C’est drôle, c’est malin, il y a foule de petits détails qui te feront sourire… et ça me rappelle qu’il faut que je lise son deuxième roman !
Carène Ponte, Avec des si et des peut-être, Michel Lafon, 374p.
Reçu en SP via NetGalley.

Le jour où j’ai appris à vivre ★★★☆☆

J’ai un avis mitigé sur le premier Laurent Gounelle que j’ai lu.
J’ai beaucoup aimé, je l’ai lu en 3 aller-retours de métro… mais en fait je sens bien que ce n’est pas pour moi.

Jonathan, courtier en assurance récemment séparé, croise un jour une bohémienne qui lui prédit sa mort prochaine. Chamboulé, Jonathan décide de faire une pause et d’aller voir sa tante.

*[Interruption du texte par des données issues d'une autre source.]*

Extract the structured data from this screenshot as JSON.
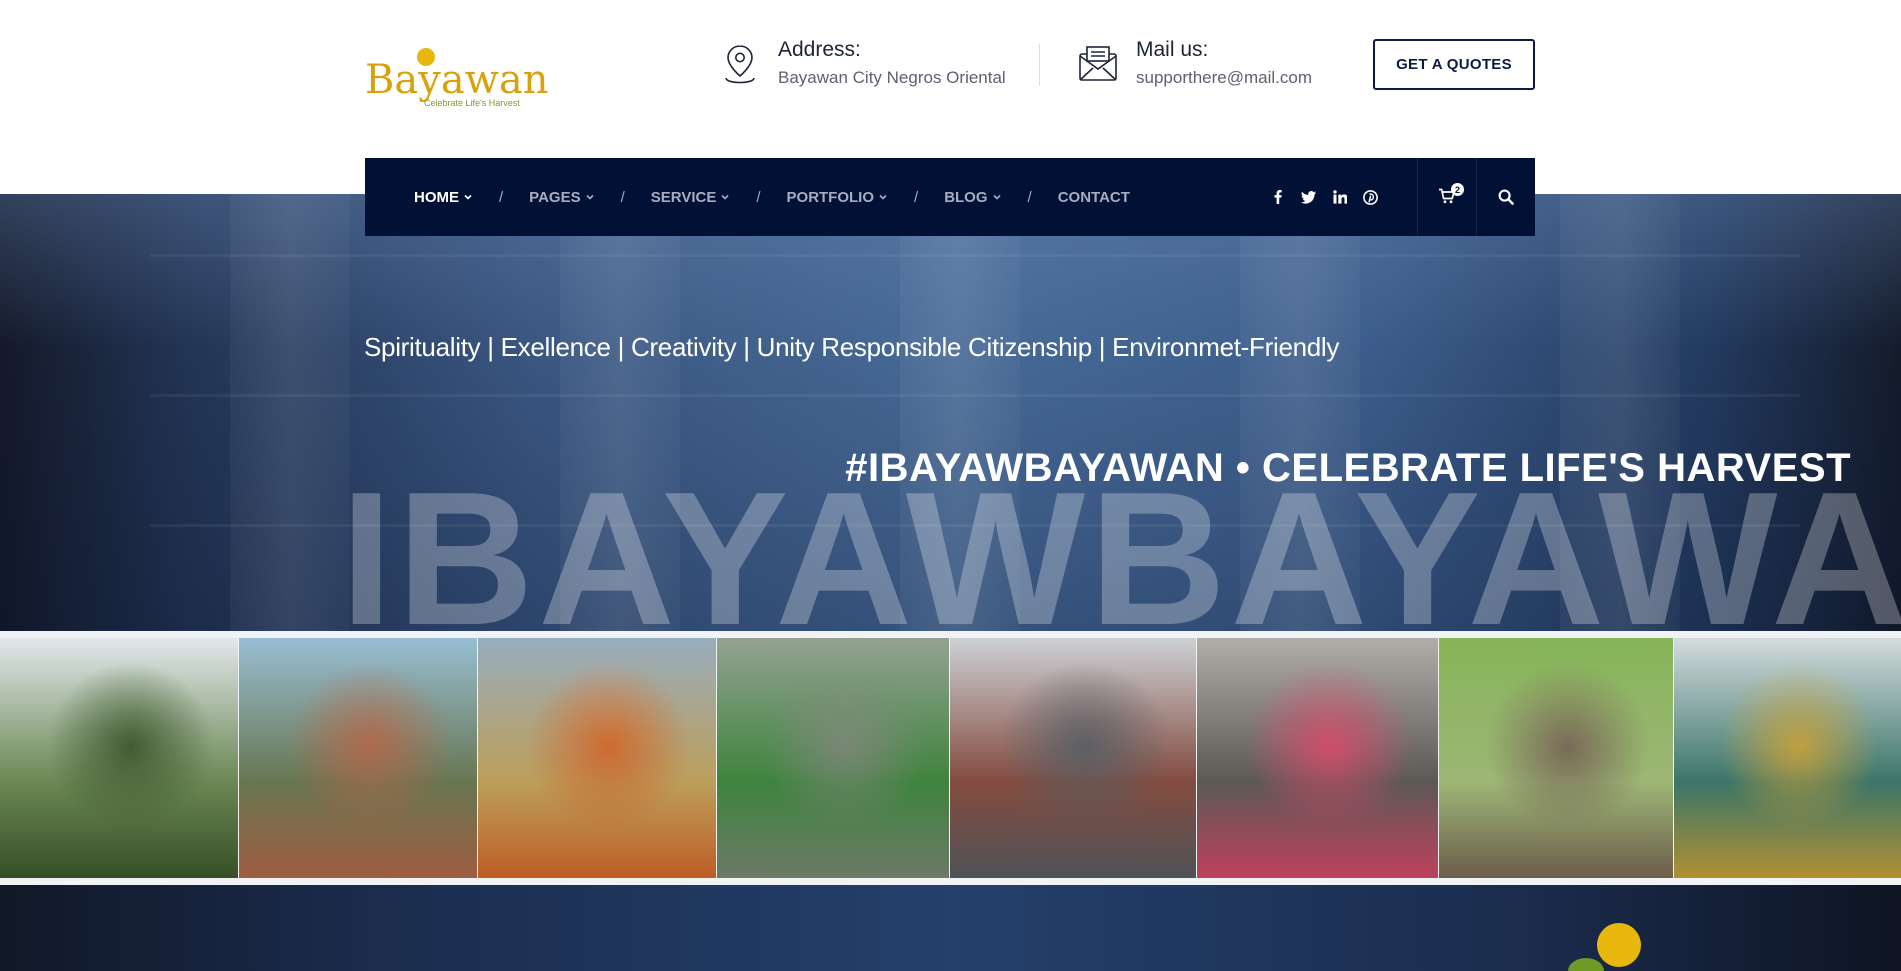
{
  "brand": {
    "logo_text": "Bayawan",
    "logo_tagline": "Celebrate Life's Harvest",
    "colors": {
      "logo_gold": "#d8a20d",
      "logo_green": "#7f9a2e",
      "navy": "#011136"
    }
  },
  "header": {
    "address": {
      "icon": "map-pin-icon",
      "label": "Address:",
      "value": "Bayawan City Negros Oriental"
    },
    "mail": {
      "icon": "envelope-icon",
      "label": "Mail us:",
      "value": "supporthere@mail.com"
    },
    "cta_label": "GET A QUOTES"
  },
  "nav": {
    "items": [
      {
        "label": "HOME",
        "active": true
      },
      {
        "label": "PAGES",
        "active": false
      },
      {
        "label": "SERVICE",
        "active": false
      },
      {
        "label": "PORTFOLIO",
        "active": false
      },
      {
        "label": "BLOG",
        "active": false
      },
      {
        "label": "CONTACT",
        "active": false
      }
    ],
    "separator": "/",
    "socials": [
      "facebook-icon",
      "twitter-icon",
      "linkedin-icon",
      "pinterest-icon"
    ],
    "cart_count": "2"
  },
  "hero": {
    "tagline": "Spirituality | Exellence | Creativity | Unity Responsible Citizenship | Environmet-Friendly",
    "hashtag": "#IBAYAWBAYAWAN • CELEBRATE LIFE'S HARVEST",
    "big_word": "IBAYAWBAYAWAN"
  },
  "photos": [
    {
      "name": "photo-excavator",
      "colors": [
        "#dfe6ea",
        "#6f8e54",
        "#3e5a2c"
      ]
    },
    {
      "name": "photo-fisherman",
      "colors": [
        "#8fb9d0",
        "#6b7b52",
        "#b5694a"
      ]
    },
    {
      "name": "photo-awards",
      "colors": [
        "#8fa6b8",
        "#c9a85c",
        "#d86a2a"
      ]
    },
    {
      "name": "photo-puregold-aerial",
      "colors": [
        "#8a9a88",
        "#3d8a3c",
        "#7b8a76"
      ]
    },
    {
      "name": "photo-building-aerial",
      "colors": [
        "#c9cdd2",
        "#8a4c3e",
        "#5a5e64"
      ]
    },
    {
      "name": "photo-taekwondo",
      "colors": [
        "#aaa6a0",
        "#5e5a56",
        "#d84a6a"
      ]
    },
    {
      "name": "photo-rice-farmer",
      "colors": [
        "#7cae4a",
        "#a6c27a",
        "#7b6a56"
      ]
    },
    {
      "name": "photo-fish-catch",
      "colors": [
        "#cfd8da",
        "#3a7a6c",
        "#c8a43a"
      ]
    }
  ]
}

Et c’est là qu’intervient la tante légèrement gourou. Elle le mène sur le droit chemin en lui faisant réaliser plein de grands principes de la vie.
Evidemment j’adhère à ces principes. Par exemple : avoir le courage de suivre la voie qui correspond à nos envie profondes plutôt que de se conformer à ce qu’on pense que les autres attendent de nous. C’est en réalisant ça l’automne dernier que je me suis inscrite pour avoir un visa pour le Canada, abandonnant le sacro-saint CDI dans l’entreprise de mes rêves pour aller découvrir le Canada.
Donc oui je suis d’accord. Cependant ce livre a des penchants trop « développement personnel » pour moi. Trop de principes de vie en si peu de pages, ça finit par me donner un léger sentiment d’overdose…

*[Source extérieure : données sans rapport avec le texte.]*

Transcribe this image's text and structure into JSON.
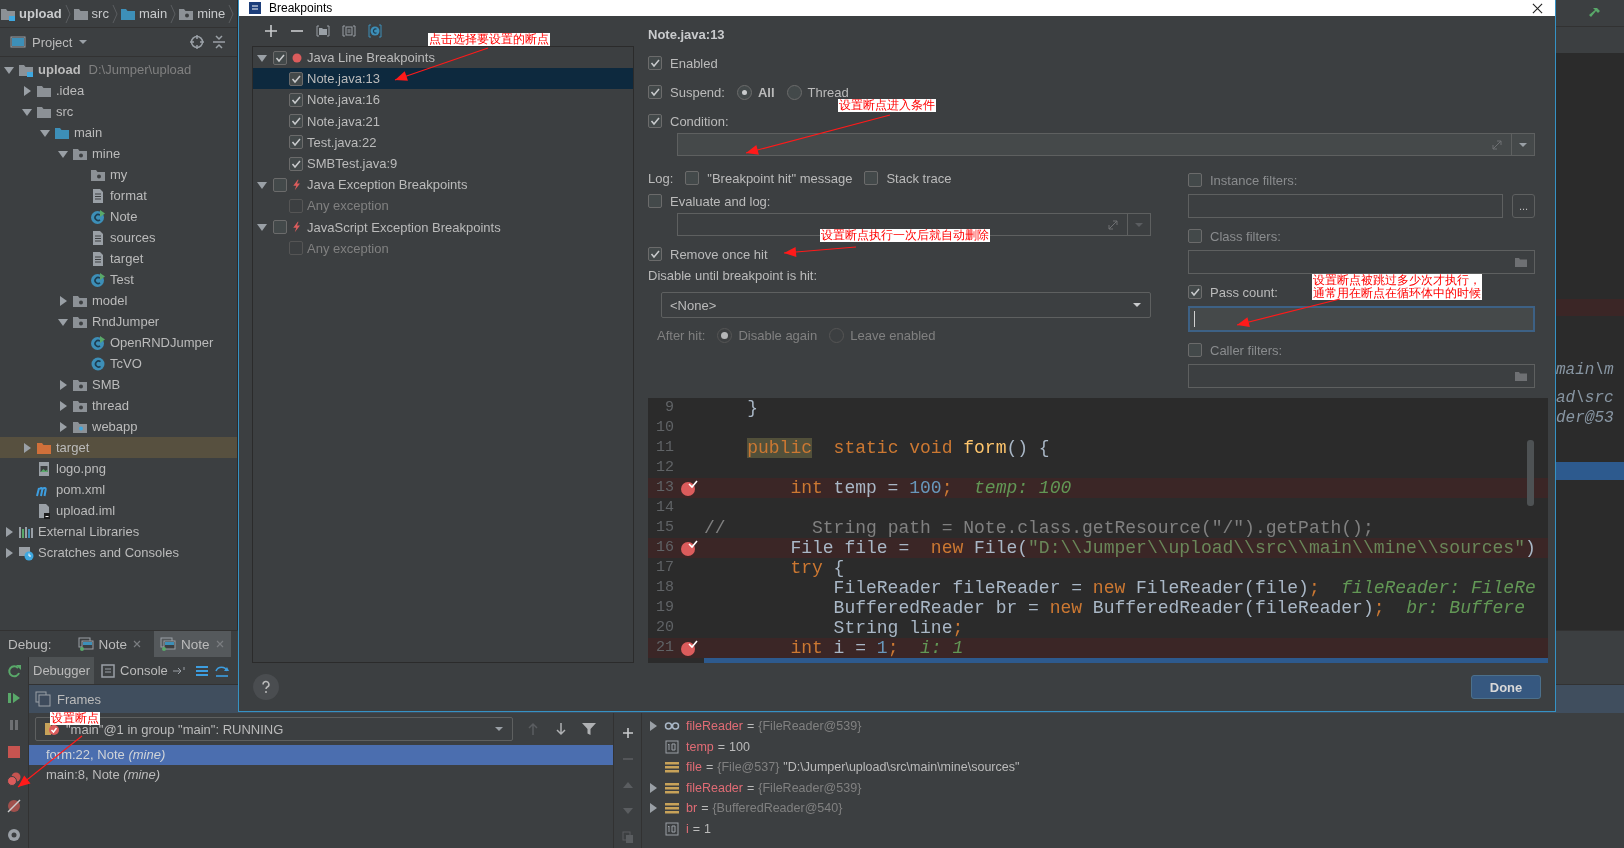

J’aime les romans feel good, qui discrètement sous l’aspect d’une lecture légère vous amène à vous poser des questions sur vous-même (comme J’arrête quand je veux de Coralie Khong Pascaud, en le refermant je regardais mon téléphone un peu différemment).

Je comprends parfaitement pourquoi les livres de Gounelle ont du succès, justement parce que c’est une version plus agréable à lire qu’un « essai » de développement personnel. Mais là c’est trop évident pour moi.

Laurent Gounelle, Le jour où j’ai appris à vivre, Pocket, 288 p.